As we unpacked the car and I watched the bags pile up in the entryway, with Linnea crying for food and Miles trying quite unsuccessfully to pick them up and carry them upstairs with his 3-foot-tall frame, I felt my heart pound in anticipation of the week. And the thing is, I don’t even really know WHY. Everything is pretty much … fine. Yes, maternity leave is over and I’m going back to work. But everything is in order. I’m working from home, which makes the transition a whole lot less dramatic than it would be if I had to primp and pack up, leave my two babies behind and commute into the office, returning 10 long hours later. I like my job and my coworkers. Miles is in daycare. Linnea will be home with me for the first five weeks until she starts daycare after the new year — we never did find a nanny, but that’s a story for another day — but she’s a good baby, I’ll have a babysitter some days, my manager is OK with the arrangement, and honestly, it will be a comfort to have her with me as I ease into work.
But even with all that, even though I’m one of the lucky ones, even though I have the privilege of working from home and having help with my kids, I’m mourning the end of 18 weeks with my baby girl. Although difficult at times, it has truly been precious to spend my days getting to know Linnea as she morphs from the 7-pound newborn who was placed on my chest in July to a 4.5-month-old baby who can hold her head up with the best of them and has outgrown her bassinet. A few weeks ago, a friend was reminiscing with me about the maternity leave she had with her now-7-year-old son. She said that before having a baby, she thought maternity leave would involve lounging on the couch, drinking tea, cuddling her sweet little silent baby and reveling in the sweetness of having a newborn. For her, it was … not that. Her baby was fussy and had trouble sleeping, and she spent most of her days trying to get him to stop crying and go to sleep. But I actually kind of had her dream maternity leave. My first baby was a bit more challenging, but Linnea is a dream (now that I said that, I bet she’ll be awake all night #jinx). I’m lucky that she eats well, sleeps well, plays well and is generally a pleasure, and I’m never again going to have this kind of uninterrupted time with her.
In addition to mourning the end of my maternity leave era, I have it in my head that I need to get every little thing in order before I start work tomorrow. That’s where the chaos and the messiness come in. For some reason, I have this annoying feeling that I need to have a completely clean house, fully stocked for the end of the world, before I can go back to work. On a rational level, I realize I’m not heading out to sea for several months starting tomorrow morning. I won’t be working 24/7. I will have time to mop the floors, clean the bathroom, go to the grocery store, put Linnea’s old clothes in storage and all those other little tasks.
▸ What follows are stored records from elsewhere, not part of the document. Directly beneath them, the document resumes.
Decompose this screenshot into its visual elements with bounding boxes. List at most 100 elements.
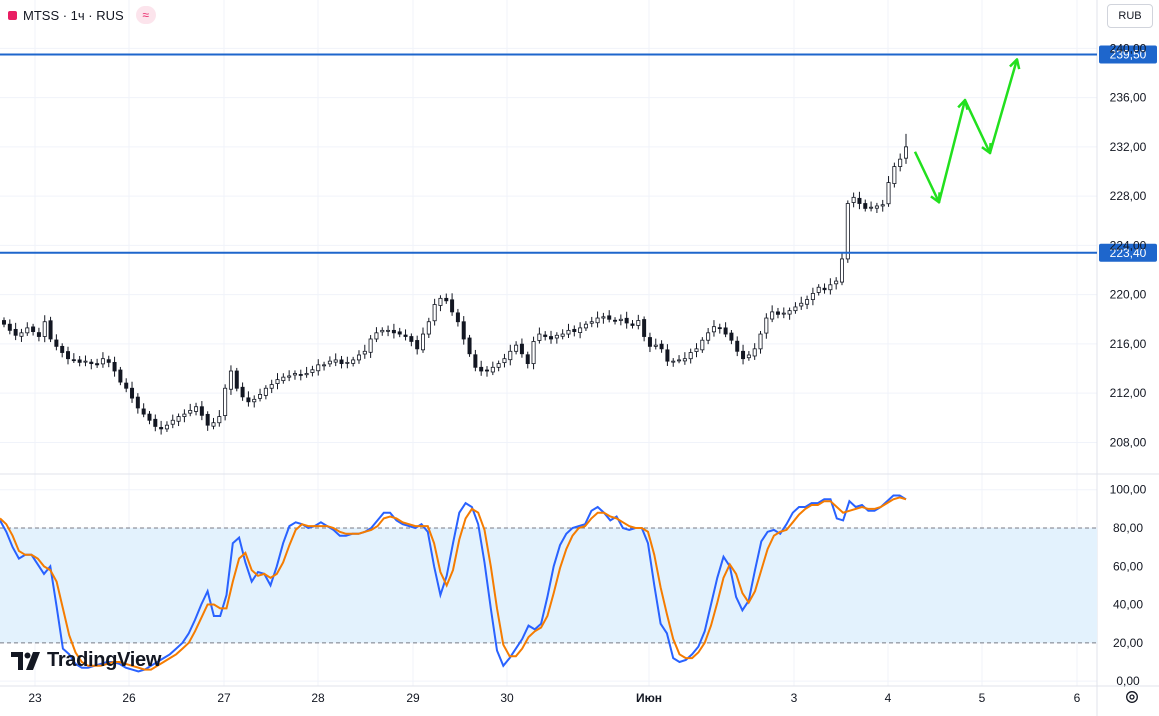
candle [473, 354, 478, 368]
candle [444, 297, 449, 302]
candle [351, 359, 356, 364]
forecast-path[interactable] [913, 59, 1019, 204]
candle [298, 374, 303, 376]
oscillator-tick-label: 40,00 [1113, 598, 1143, 612]
candle [479, 366, 484, 372]
candle [665, 349, 670, 362]
price-tick-label: 216,00 [1110, 337, 1147, 351]
candle [409, 336, 414, 342]
candle [688, 352, 693, 360]
candle [549, 336, 554, 340]
candle [892, 166, 897, 184]
candle [904, 146, 909, 159]
candle [310, 369, 315, 373]
candle [874, 205, 879, 209]
candle [799, 302, 804, 307]
candle [368, 338, 373, 353]
candle [787, 310, 792, 315]
candle [845, 203, 850, 260]
candle [362, 350, 367, 355]
time-tick-label: 3 [791, 691, 798, 705]
candle [828, 284, 833, 291]
candle [735, 340, 740, 352]
candle [659, 343, 664, 350]
forecast-arrowhead [957, 98, 969, 111]
candle [36, 332, 41, 337]
candle [467, 337, 472, 355]
candle [356, 354, 361, 361]
candle [112, 361, 117, 372]
candle [746, 354, 751, 359]
candle [642, 319, 647, 337]
candle [287, 375, 292, 378]
candle [426, 321, 431, 335]
symbol-header[interactable]: MTSS · 1ч · RUS ≈ [8, 5, 156, 25]
candle [380, 329, 385, 333]
time-tick-label: 6 [1074, 691, 1081, 705]
candle [199, 406, 204, 416]
forecast-arrowhead [930, 192, 941, 204]
candle [170, 419, 175, 425]
indicator-badge[interactable]: ≈ [135, 6, 156, 24]
candle [711, 326, 716, 333]
candle [572, 328, 577, 332]
candle [147, 413, 152, 421]
candle [7, 323, 12, 331]
candle [19, 332, 24, 337]
candle [583, 323, 588, 329]
candle [374, 332, 379, 340]
candle [95, 363, 100, 366]
price-tick-label: 208,00 [1110, 435, 1147, 449]
candle [106, 359, 111, 363]
candle [717, 327, 722, 330]
candle [839, 258, 844, 283]
candle [781, 312, 786, 315]
candle [601, 316, 606, 319]
candle [223, 387, 228, 416]
candle [653, 344, 658, 347]
candle [269, 384, 274, 389]
candle [851, 196, 856, 203]
candle [164, 424, 169, 430]
oscillator-line-d [0, 496, 907, 671]
candle [543, 334, 548, 337]
candle [228, 370, 233, 390]
candle [217, 416, 222, 424]
candle [124, 382, 129, 389]
currency-selector[interactable]: RUB [1107, 4, 1153, 28]
candle [723, 327, 728, 335]
candle [630, 323, 635, 326]
candle [729, 332, 734, 341]
candle [211, 422, 216, 427]
time-tick-label: 26 [122, 691, 136, 705]
candle [48, 320, 53, 340]
price-tick-label: 232,00 [1110, 140, 1147, 154]
candle [461, 321, 466, 340]
candle [496, 363, 501, 368]
candle [880, 204, 885, 207]
logo-text: TradingView [47, 649, 162, 671]
candle [13, 328, 18, 336]
candle [700, 339, 705, 351]
candle [793, 306, 798, 312]
candle [415, 340, 420, 350]
candle [71, 359, 76, 362]
candle [502, 358, 507, 364]
candle [130, 387, 135, 399]
candle [566, 329, 571, 335]
settings-gear-icon[interactable] [1125, 690, 1139, 704]
candle [450, 299, 455, 313]
time-tick-label: Июн [636, 691, 662, 705]
candle [485, 369, 490, 372]
forecast-arrowhead [1009, 58, 1021, 70]
candle [578, 327, 583, 333]
time-tick-label: 23 [28, 691, 42, 705]
candle [391, 329, 396, 334]
candle [886, 182, 891, 205]
price-tick-label: 212,00 [1110, 386, 1147, 400]
candle [246, 397, 251, 403]
candle [869, 206, 874, 209]
time-tick-label: 5 [979, 691, 986, 705]
candle [636, 320, 641, 326]
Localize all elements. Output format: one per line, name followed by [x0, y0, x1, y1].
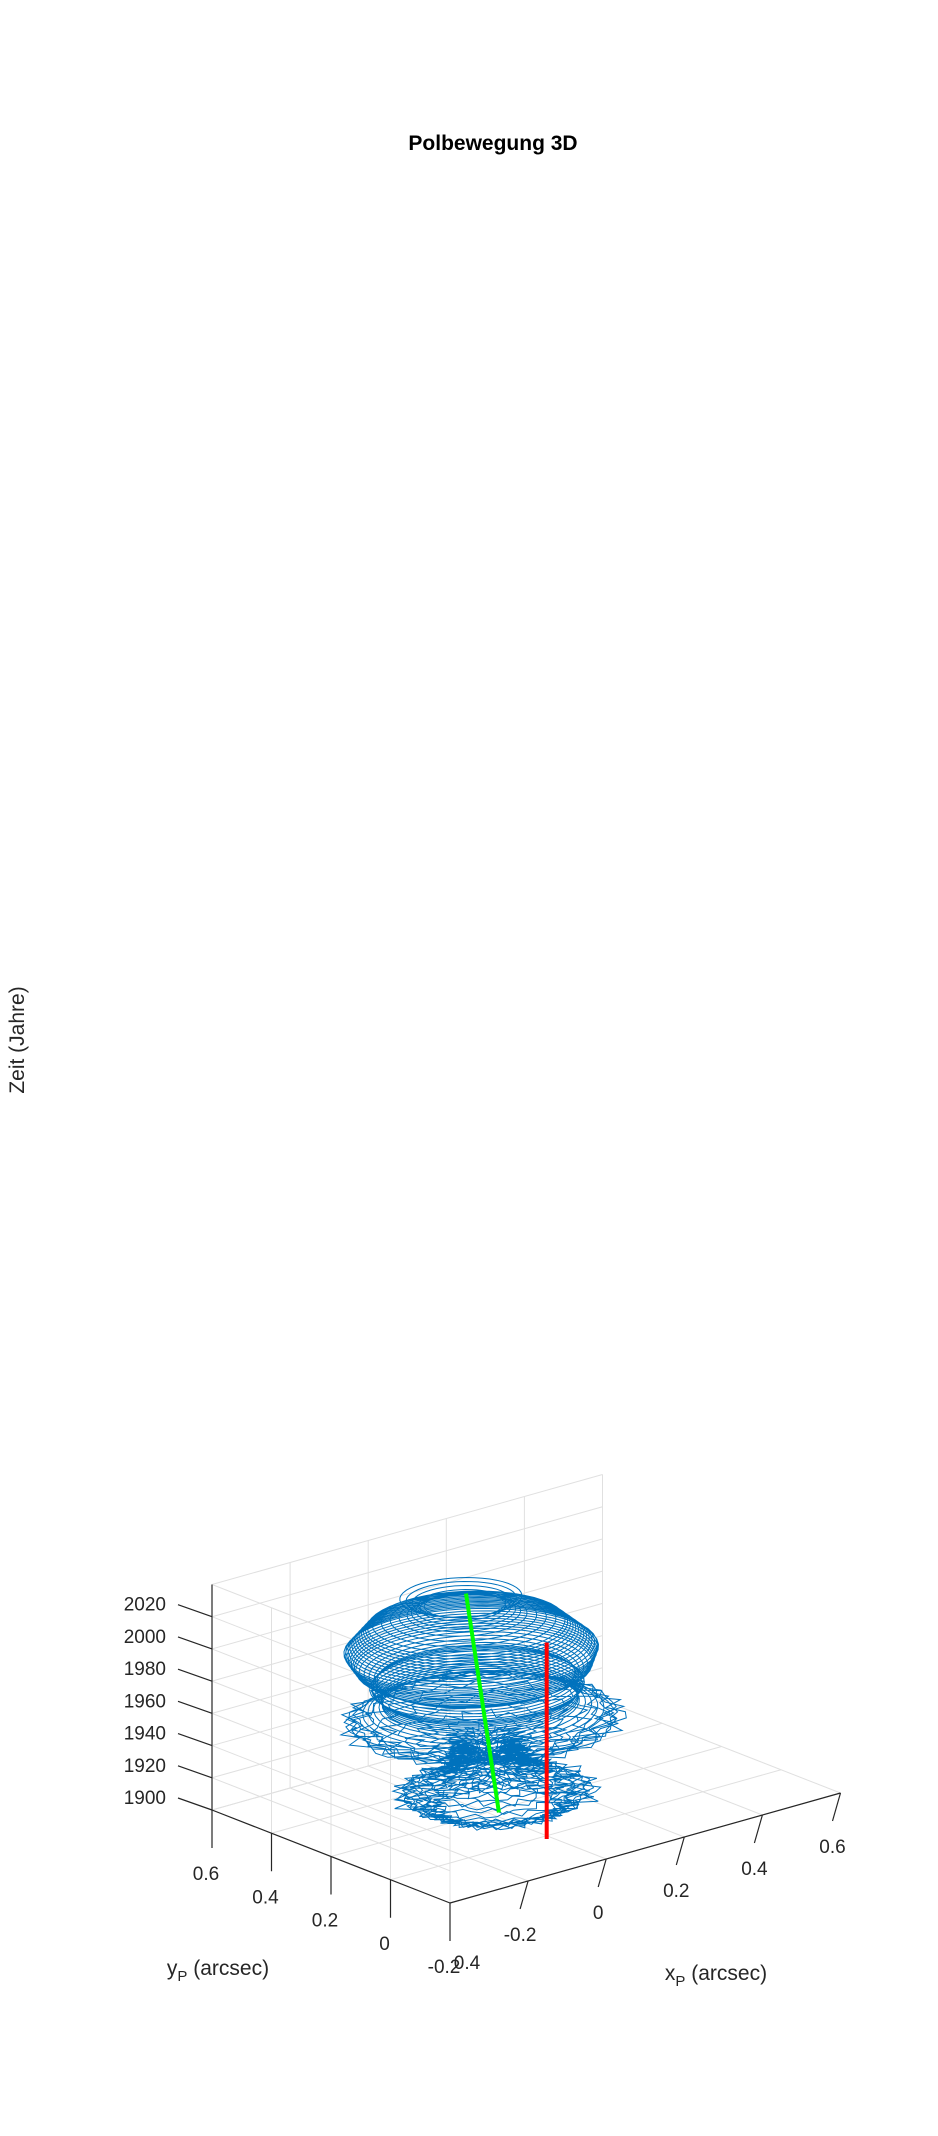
x-axis-label-base: x — [665, 1962, 676, 1985]
chart-title: Polbewegung 3D — [408, 132, 577, 155]
y-tick-label: -0.2 — [428, 1957, 461, 1978]
x-tick — [753, 1814, 763, 1844]
wall-grid-z — [211, 1745, 451, 1840]
x-tick-label: 0.4 — [741, 1859, 768, 1880]
series-polar-motion-line — [339, 1576, 627, 1831]
z-tick-label: 1960 — [124, 1691, 166, 1712]
z-tick — [177, 1765, 213, 1779]
z-tick — [177, 1797, 213, 1811]
x-tick — [519, 1880, 529, 1910]
z-tick-label: 1940 — [124, 1724, 166, 1745]
z-tick — [177, 1733, 213, 1747]
z-axis-label: Zeit (Jahre) — [6, 986, 29, 1093]
x-tick — [597, 1858, 607, 1888]
z-tick — [177, 1668, 213, 1682]
z-tick — [177, 1604, 213, 1618]
z-tick-label: 2000 — [124, 1627, 166, 1648]
wall-grid-z2 — [211, 1506, 603, 1618]
y-axis-label-sub: P — [177, 1968, 187, 1985]
grid-lines — [211, 1474, 841, 1904]
y-tick-label: 0 — [379, 1934, 390, 1955]
axes — [177, 1584, 842, 1941]
x-axis-label-unit: (arcsec) — [685, 1962, 767, 1985]
y-tick-label: 0.4 — [252, 1887, 279, 1908]
x-axis-label: xP (arcsec) — [665, 1962, 767, 1990]
y-tick-label: 0.6 — [193, 1864, 219, 1885]
wall-grid-z2 — [211, 1667, 603, 1779]
z-tick — [177, 1636, 213, 1650]
series-mean-pole-trend-line — [464, 1593, 501, 1813]
x-tick-label: 0.6 — [819, 1837, 845, 1858]
z-tick-label: 1920 — [124, 1756, 166, 1777]
x-axis-label-sub: P — [675, 1973, 685, 1990]
x-tick-label-corner: 0.4 — [454, 1953, 481, 1974]
x-tick-label: 0.2 — [663, 1881, 689, 1902]
z-tick-label: 1900 — [124, 1788, 166, 1809]
x-axis-line — [449, 1792, 841, 1904]
wall-grid-z2 — [211, 1474, 603, 1585]
wall-grid-z2 — [211, 1538, 603, 1650]
z-tick — [177, 1700, 213, 1714]
x-tick — [831, 1792, 842, 1822]
x-tick-label: 0 — [593, 1903, 604, 1924]
x-tick-label: -0.2 — [504, 1925, 537, 1946]
tick-labels: -0.200.20.40.60.4-0.200.20.40.6190019201… — [124, 1595, 846, 1978]
y-tick-label: 0.2 — [312, 1911, 338, 1932]
y-axis-label-unit: (arcsec) — [187, 1957, 269, 1980]
wall-grid-z — [211, 1584, 451, 1678]
wall-grid-z — [211, 1777, 451, 1872]
x-tick — [675, 1836, 685, 1866]
wall-grid-z2 — [211, 1570, 603, 1682]
floor-grid-y — [330, 1746, 722, 1857]
z-tick-label: 2020 — [124, 1595, 166, 1616]
y-axis-label-base: y — [167, 1957, 178, 1980]
data-series — [339, 1576, 627, 1839]
y-axis-label: yP (arcsec) — [167, 1957, 269, 1985]
z-tick-label: 1980 — [124, 1659, 166, 1680]
floor-grid-y — [390, 1769, 782, 1881]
And by the way, self, you could do 17 loads of laundry today, but you’ll also have to do it next week once the clothes get dirty again. But on an emotional level, I need to do it all TODAY.
To be clear, That doesn’t mean I AM doing it all today. In fact, I’m doing none of it. I’m sitting on the couch holding Linnea, eating string cheese and writing this while the floors go unmopped and the bathroom goes uncleaned.
It just means my mind is going a million miles per hour and my heart is pounding and I’m feeling anxious about the fact that starting tomorrow, I won’t have all the hours in the day to hold my baby and putz around the house and take care of things. I guess it’s also partly the unknown. I don’t know what it’ll be like or what it’ll feel like to be a working mother of TWO. I don’t know how often daycare is going to send one of my kids home because they have a cough. I don’t know whether I’ll feel guilty sending Linnea to daycare (I didn’t feel much guilt sending Miles to daycare, but every kid and every situation is different). I don’t know how tiring it will be to work all day and then do the so-called second shift after I pick up the kids. I don’t know if it’ll become even more difficult to motivate myself to clean the dang floors.
So please excuse me while I strap the baby into a front pack and try to get this house in order so I can pretend to have some peace of mind going into my first day back at work tomorrow. Wish me luck!